Monday, February 7, 2011

Kevin Young’s Expansive Body of Work

Kevin Young’s Ardency is a noteworthy addition to an already expansive and outstanding body of work.

Young’s volumes of poetry include Most Way Home: Poems (1995), To Repel Ghosts: Five Sides in B Minor (2001) Jelly Roll: A Blues (2003), Black Maria: Poems (2005), For the Confederate Dead (2007), and Dear Darkness: Poems (2008). He edited Giant Steps: The New Generation of African American Writers (2000), Blues Poems (2003), John Berryman: Select Poems (2004), Jazz Poems (2006), and The Art of Losing: Poems of Grief and Healing (2010).

You want to talk about poets as historical researchers, then you certainly have to make Young a major part of the conversation. He’s published several poems over the years that exude a poet’s attention to historical records.

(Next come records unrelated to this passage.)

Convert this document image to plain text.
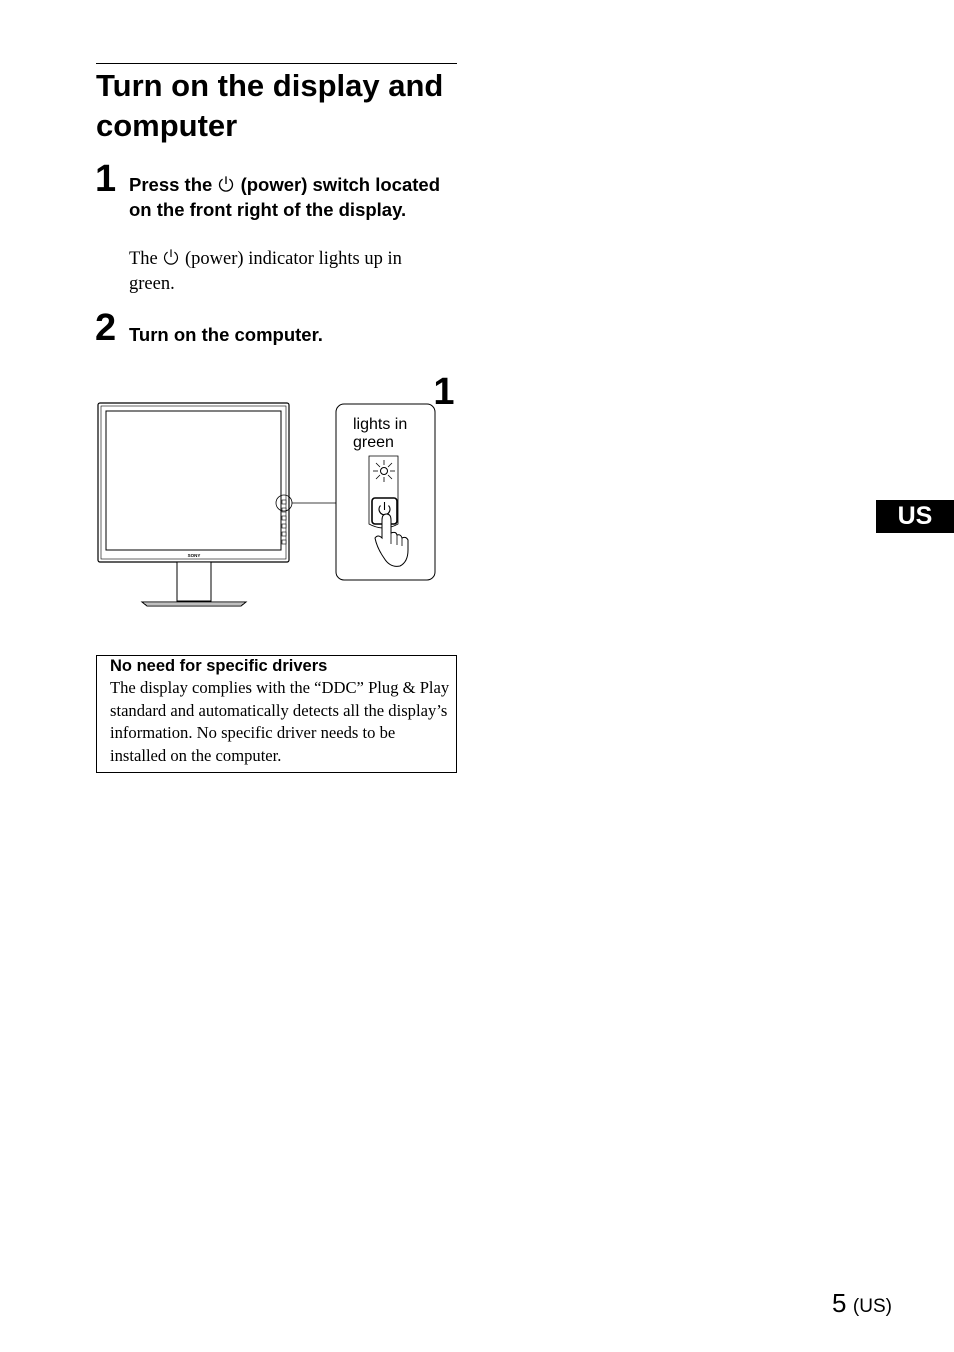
Turn on the display and computer
1 Press the (power) switch located on the front right of the display.
The (power) indicator lights up in green.
2 Turn on the computer.
SONY
lights in
green
1
No need for specific drivers
The display complies with the “DDC” Plug & Play standard and automatically detects all the display’s information. No specific driver needs to be installed on the computer.
US
5 (US)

Young has also frequently written poems that incorporate the sensibilities of music, most notably the blues.

In Ardency, he addresses historical events related to one of the most well-known slave revolt to take place aboard a ship, and he writes in the personas of James Covey, Cinqué, and others associated the rebellion and aftermath.

Young is, as you’ll see in various bylines, the Atticus Haygood Professor of Creative Writing and English and Curator of Literary Collections and the Raymond Danowski Poetry Library at Emory University in Atlanta. But what’s notable about that byline for our purposes is the level of curatorial work exhibited in the design and structure of Ardency.